An extension would fit a forecast that says the US economy will avoid a disaster scenario of rising unemployment and rapidly decelerating inflation. The Fed’s decision Wednesday could be more aggressive than investors expect if policy makers decide their confidence in their own forecasts is low and want to do something extra to lean against a worst-case scenario, said Vincent Reinhart, chief US economist in New York at Morgan Stanley.

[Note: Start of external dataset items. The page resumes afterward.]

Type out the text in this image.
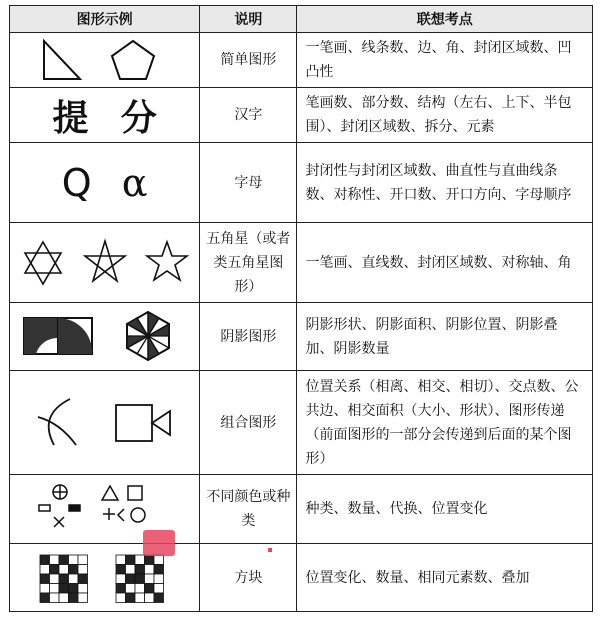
图形示例	说明	联想考点

	简单图形	一笔画、线条数、边、角、封闭区域数、凹凸性
提 分	汉字	笔画数、部分数、结构（左右、上下、半包围）、封闭区域数、拆分、元素
Q α	字母	封闭性与封闭区域数、曲直性与直曲线条数、对称性、开口数、开口方向、字母顺序

	五角星（或者类五角星图形）	一笔画、直线数、封闭区域数、对称轴、角

	阴影图形	阴影形状、阴影面积、阴影位置、阴影叠加、阴影数量

	组合图形	位置关系（相离、相交、相切）、交点数、公共边、相交面积（大小、形状）、图形传递（前面图形的一部分会传递到后面的某个图形）

	不同颜色或种类	种类、数量、代换、位置变化

	方块	位置变化、数量、相同元素数、叠加
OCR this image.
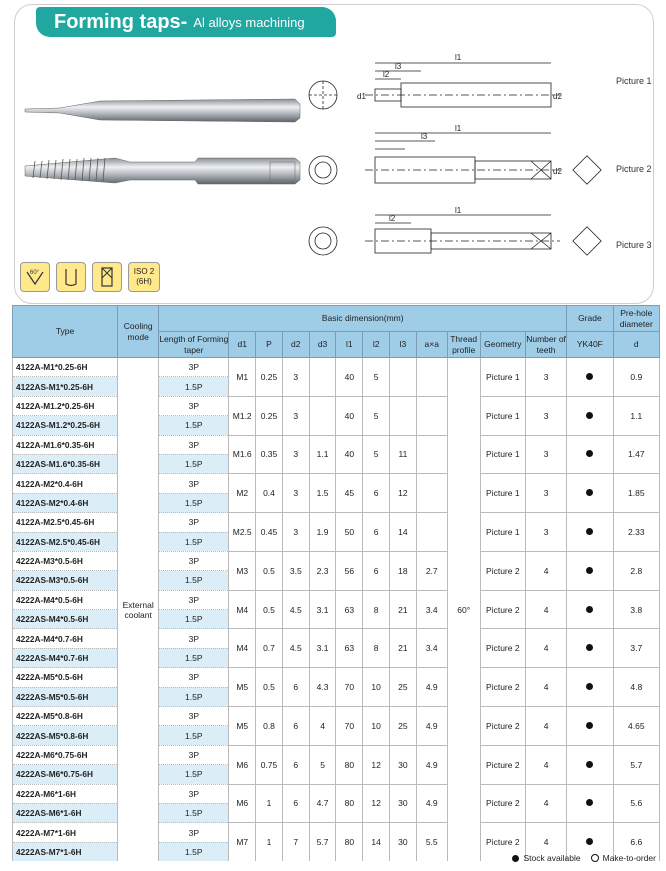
Forming taps - Al alloys machining
l1
l3
l2
d1	d2
l1
l3
d2
l1
l2
Picture 1
Picture 2
Picture 3
60°	ISO 2
(6H)
Type	Cooling mode	Basic dimension(mm)												Grade	Pre-hole diameter
		Length of Forming taper	d1	P	d2	d3	l1	l2	l3	a×a	Thread profile	Geometry	Number of teeth	YK40F	d
4122A-M1*0.25-6H	External coolant	3P	M1	0.25	3		40	5			60°	Picture 1	3		0.9
4122AS-M1*0.25-6H		1.5P													
4122A-M1.2*0.25-6H		3P	M1.2	0.25	3		40	5				Picture 1	3		1.1
4122AS-M1.2*0.25-6H		1.5P													
4122A-M1.6*0.35-6H		3P	M1.6	0.35	3	1.1	40	5	11			Picture 1	3		1.47
4122AS-M1.6*0.35-6H		1.5P													
4122A-M2*0.4-6H		3P	M2	0.4	3	1.5	45	6	12			Picture 1	3		1.85
4122AS-M2*0.4-6H		1.5P													
4122A-M2.5*0.45-6H		3P	M2.5	0.45	3	1.9	50	6	14			Picture 1	3		2.33
4122AS-M2.5*0.45-6H		1.5P													
4222A-M3*0.5-6H		3P	M3	0.5	3.5	2.3	56	6	18	2.7		Picture 2	4		2.8
4222AS-M3*0.5-6H		1.5P													
4222A-M4*0.5-6H		3P	M4	0.5	4.5	3.1	63	8	21	3.4		Picture 2	4		3.8
4222AS-M4*0.5-6H		1.5P													
4222A-M4*0.7-6H		3P	M4	0.7	4.5	3.1	63	8	21	3.4		Picture 2	4		3.7
4222AS-M4*0.7-6H		1.5P													
4222A-M5*0.5-6H		3P	M5	0.5	6	4.3	70	10	25	4.9		Picture 2	4		4.8
4222AS-M5*0.5-6H		1.5P													
4222A-M5*0.8-6H		3P	M5	0.8	6	4	70	10	25	4.9		Picture 2	4		4.65
4222AS-M5*0.8-6H		1.5P													
4222A-M6*0.75-6H		3P	M6	0.75	6	5	80	12	30	4.9		Picture 2	4		5.7
4222AS-M6*0.75-6H		1.5P													
4222A-M6*1-6H		3P	M6	1	6	4.7	80	12	30	4.9		Picture 2	4		5.6
4222AS-M6*1-6H		1.5P													
4222A-M7*1-6H		3P	M7	1	7	5.7	80	14	30	5.5		Picture 2	4		6.6
4222AS-M7*1-6H		1.5P													
Stock available	Make-to-order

‘‘We put high odds on them acting at the meeting,’’ said Reinhart, who was the head of the Fed board’s Division of Monetary Affairs, which develops policy strategy. ‘‘Risk management says that you act in advance of a potential downdraft in activity because that could trigger’’ a collapse in demand that would be difficult to escape with the main policy rate at zero. The Fed cut the target for the federal funds rate to a record-low range between zero and 0.25 percent in December 2008.
Greece’s largest pro-bailout parties, New Democracy and Pasok, won enough seats to forge a parliamentary majority, easing concern the country was headed toward an imminent exit from the euro. Even so, optimism about the election quickly faded as Spain’s 10-year bond yields rose above 7 percent to a euro-era record.
In the United States, payrolls increased by just 69,000 jobs last month, and unemployment rose to 8.2 percent from 8.1 percent in April. Still, few private-sector economists are forecasting another recession.
The United States will grow between 2 percent and 2.5 percent in each of the remaining three quarters this year, according to the median estimates in a Bloomberg News survey in early June.